On the Modifications of Clouds - WS 2012/13
By the 1750s almost everything in the visible world had been named, described and classified, even the invisible world was slowly yielding its secrets through the work of Antonie von Leeuwenhoek with microscopy. It was the clouds, those wholly visible, ever present bodies which filled our skies and our idle hours that were proving nigh on impossible to categorise. The difficulty lay in the way scientists were looking at clouds. Since Aristotle (365 BC) scientists and philosophers had sought to classify the clouds as they would a botanic species - as elements with defined immutable states and characteristics. The breakthrough was made in 1802 when Luke Howard, a young amateur meteorologist, gave a lecture entitled, "On the Modifications of Clouds". In this lecture, Howard defined the clouds as to how they changed and according to their transitions between forms.
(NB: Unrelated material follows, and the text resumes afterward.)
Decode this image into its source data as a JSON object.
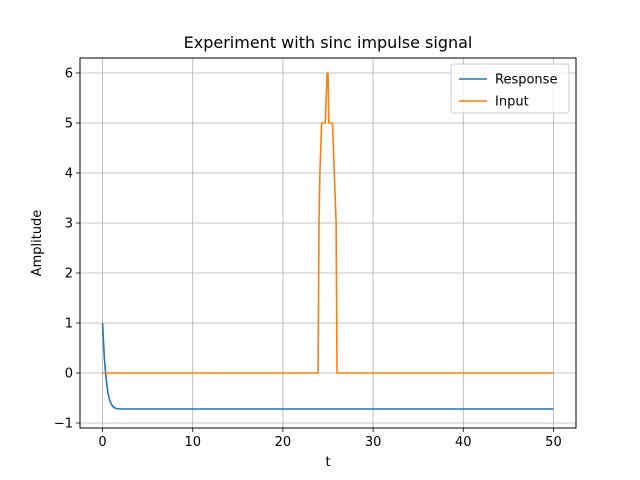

It is the continual movement and transition in an element which, to all intents and purposes, seems to maintain its essential characteristics which interested us for this semester project. Though seemingly unfathomable, erratic and chaotic at first, on closer inspection clouds reveal themselves to be ordered and predictable albeit on an extremely complex level. How can something change and adapt constantly while seeming to maintain the same elemental structure? How could such a level of finely tuned interactivity manifest itself in architecture?

Research: In the first weeks of the semester we looked scientifically at the main cloud modification types, how they are formed and the forces which induce them to transform.
Observe: In the following weeks we looked very closely at and recorded the actions of clouds in experiments or in incidents we have noticed and reflected on the methods we used.
Make: The students then made an element whose nature is determined by the planned interactivity and materiality. The interactivity can assume many configurations, the whole volume may move, the movement may remain within the thickness of the outer shell or it may transfer to the interior volume.  The interactivity determined may not include movement at all and is perhaps sensitive to light, temperature or acoustics.
Hygrograph - Eva Herunter, Fabian Puttinger
hygrometer (hīgrŏm`əәtəәr), instrument used to measure the moisture content of a gas, as in determining the relative humidity of air.
Our weather system is altered by a myriad of forces as a result of the most nuanced of alterations within. These fine nuances may seem insignificant at first but reveal themselves, on closer observation, to be essential elements of a highly complex and ordered system. We have sought to create a direct and visible illustration of the elemental interactivity between the changing forces which create and modify the clouds.
Change in the relative humidity of the surrounding air triggers a change of length in the human hair. This phenomenon is emphasised by connecting a human hair to a sensitive pulley-system which translates it onto a finely tuned dispersed structure. This fragile structure gently spreads out and retracts according to the spatial conditions in which it performs.
Elemental forces such as humidity, weight, strength and material characteristics interact in multiple scales aiming, "to move as closely as possible to a flexibility and overall constructivity" *. Within the natural scale of time, a transition from one state to another takes place and can be studied from different points of view. * from Junya Ishigami, Another Scale of Architecture
Lesina Debiasi Lukas, Aichinger Anna, Ellenberger Frank
This is a kinetic installation which describes the Aula space through climatical conditions such as heat, cold and air movement. The work consists of many cubic balloons just as clouds consist of tiny water molecules and is stabilised by the use of tiny weights. The visitor interacts with this delicate stability by introducing changes in temperature and air movement.
Two aspects of contemporary architecture are criticised:
Architecture as a static structure which ignores the physical conditions of its surroundings.
Design as the result of one experts’ lone intellect, confronting users with a finished product they are not permitted to change.
Extrapolation: Jiri Tomisek & Patrick Pregesbauer
Particles: Anna Requat Roxy Rieder Anna Valentiny
A construction created entirely from white nylon threads. The construction is built within the given beam structure of the room. Over the course of 3 meters, 60 lengths of 4.5 m nylon threads are strung horizontally. From each of these, 100 threads, spaced at 4cm, hang down to the floor. Intersections within the construction are established with the recurring motive of the knot. Momentary parameters determine the ever-changing appearances of a cloud. Thereby clouds visualise the conditions surrounding them.
Following Lavoisiers Principle „Nothing is lost, nothing is added, everything is transformed“, the construction has a clearly structured initial context which should be
understood as an abstraction of the basic mass of particles. The constantly developing image of the installation will provide a snapshot of a process / accumulated moments.